U.S. intelligence officials have identified four major cyber adversaries targeting American businesses and infrastructure, from China and North Korea to Iran. Only one — Russia — has yet to be publicly blamed by the Obama administration in a strategy that national security experts have dubbed "naming and shaming."
But after senior Democrats in Congress pointed the finger at Russia for hacking into the Democratic National Committee and trying to infiltrate the voter registration systems in nearly two dozen states, that may be about to change.
"I would just say to any of those out there considering whether or not to try to harm the United States through cyber means, we have a message, which is: we can figure out who did it, and when we do, we're not afraid to impose consequences, and we will," Assistant U.S. Attorney General John Carlin told NPR in an interview this week.
Carlin declined to say whether indictments against anyone in Russia were imminent. He added: "We would take very very seriously an attempt to undermine the integrity of our democracy."
Carlin leaves the Justice Department next week, after 17 years as a career prosecutor. Even over the past three years in his leadership post, he said, the threat has changed a lot. But when it comes to cyber intrusions, authorities have gotten better at finding out who's behind keyboards, even thousands of miles away.
In the spring of 2014, his prosecutors charged five uniformed members of Unit 61398 of the People's Liberation Army of China with stealing secrets from American business competitors.
The Justice Department traced their movements online. The activities peaked from 9 a.m. Beijing time to noon, dipped during the lunch break, then resumed until 6 p.m. "This is their day job," Carlin said. "This is their day job, to steal from American companies. ... That's not a fair fight."
China's president eventually reached an agreement with the White House, agreeing that it's out of bounds to use military or intelligence powers to target private companies for financial gain. The next challenge, Carlin said, is to enforce the laws on the books about cyber intrusions.
Earlier this year, the Justice Department struck again: indicting seven hackers with ties to the Iranian government. Court papers said the intruders attacked the web sites of dozens of major U.S. banks and breached controls at a dam in Rye, N.Y., raising alarms about safeguards in American infrastructure.

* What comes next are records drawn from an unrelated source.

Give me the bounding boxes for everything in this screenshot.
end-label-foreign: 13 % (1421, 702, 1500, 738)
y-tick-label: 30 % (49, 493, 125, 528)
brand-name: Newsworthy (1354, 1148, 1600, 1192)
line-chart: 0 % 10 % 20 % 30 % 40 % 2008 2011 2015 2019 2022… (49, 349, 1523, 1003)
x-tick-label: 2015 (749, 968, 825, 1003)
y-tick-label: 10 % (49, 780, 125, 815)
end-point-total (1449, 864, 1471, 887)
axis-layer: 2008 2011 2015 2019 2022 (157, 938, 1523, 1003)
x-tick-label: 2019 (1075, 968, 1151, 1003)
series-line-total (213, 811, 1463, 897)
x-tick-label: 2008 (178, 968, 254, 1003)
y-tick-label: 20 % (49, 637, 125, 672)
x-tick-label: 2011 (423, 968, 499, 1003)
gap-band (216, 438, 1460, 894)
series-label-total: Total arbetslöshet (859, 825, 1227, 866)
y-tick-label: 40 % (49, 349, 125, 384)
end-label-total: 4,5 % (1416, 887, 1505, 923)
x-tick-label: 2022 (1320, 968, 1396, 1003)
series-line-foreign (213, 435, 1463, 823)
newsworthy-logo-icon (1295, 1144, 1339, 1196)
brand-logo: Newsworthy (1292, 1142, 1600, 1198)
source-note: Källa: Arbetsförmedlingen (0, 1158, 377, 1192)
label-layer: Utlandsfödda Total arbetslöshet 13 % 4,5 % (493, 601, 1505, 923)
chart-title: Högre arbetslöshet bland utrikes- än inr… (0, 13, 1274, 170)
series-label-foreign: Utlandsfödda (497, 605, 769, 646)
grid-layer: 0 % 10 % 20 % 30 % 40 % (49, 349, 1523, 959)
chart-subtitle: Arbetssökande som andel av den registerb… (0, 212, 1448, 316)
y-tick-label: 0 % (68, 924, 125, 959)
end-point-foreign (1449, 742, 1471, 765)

In those two cases, authorities decided to utilize the criminal justice system. But that hasn't always been the case. In late 2014, rather than public charges against people who took part in wrongdoing, the FBI issued a statement blaming North Korea for breaking into computer systems at Sony Pictures. The studio had released The Interview, a Seth Rogen comedy mocking the nation's leader. Carlin found himself in the White House situation room trying to summarize the plot of the film.
"The first major attack from a rogue nuclear armed nation state on the United States, and we've war gamed that for years, turns out to be because of a movie," Carlin said. "I'll leave you to your own reviews of the movie but it's about a bunch of pot smokers and so not what you expect to be fodder for a national security event."
In the past year, the Justice Department also has prosecuted 60 people with ties to foreign fighters or home grown extremism. But most of those people radicalized online and never met an al-Qaida or Islamic State figure in person. Those cases are spread across 35 states, with defendants in one-third of the cases aged 21 or younger.
"Here you have an international terrorist group that's deliberately exploiting that [social media] trust to try to convince young people or mentally troubled people to go out and kill," Carlin said.
Carlin, 43, mostly operated under the radar during his years at DOJ. But he supervised some hot-button cases. Among them: the now-closed investigation of Hillary Clinton's private email server.
Of that case, he offered praise for the career prosecutors and FBI agents. "When it comes to any matter I've worked on with them, I've been so impressed with their dedication to keeping our country safe and for doing the right things for the right reasons," he said.
In the coming weeks, Carlin expects to spend some time at home with his wife and young daughter before exploring private sector opportunities in cybersecurity or public safety.
He said he wants to devote some of his time, and to urge others, to thinking about the looming transformation of the auto industry and other businesses.
"When you think about what one terrorist was able to do in Nice with one truck and the devastation it caused on civilians, it doesn't take that much imagination to figure out what they could do if they were able to control a fleet of automated trucks," Carlin said. "So we just need to just make sure on the front end we prevent that type of disaster from happening."
A veteran national security lawyer, Mary B. McCord, will take his place at the Justice Department.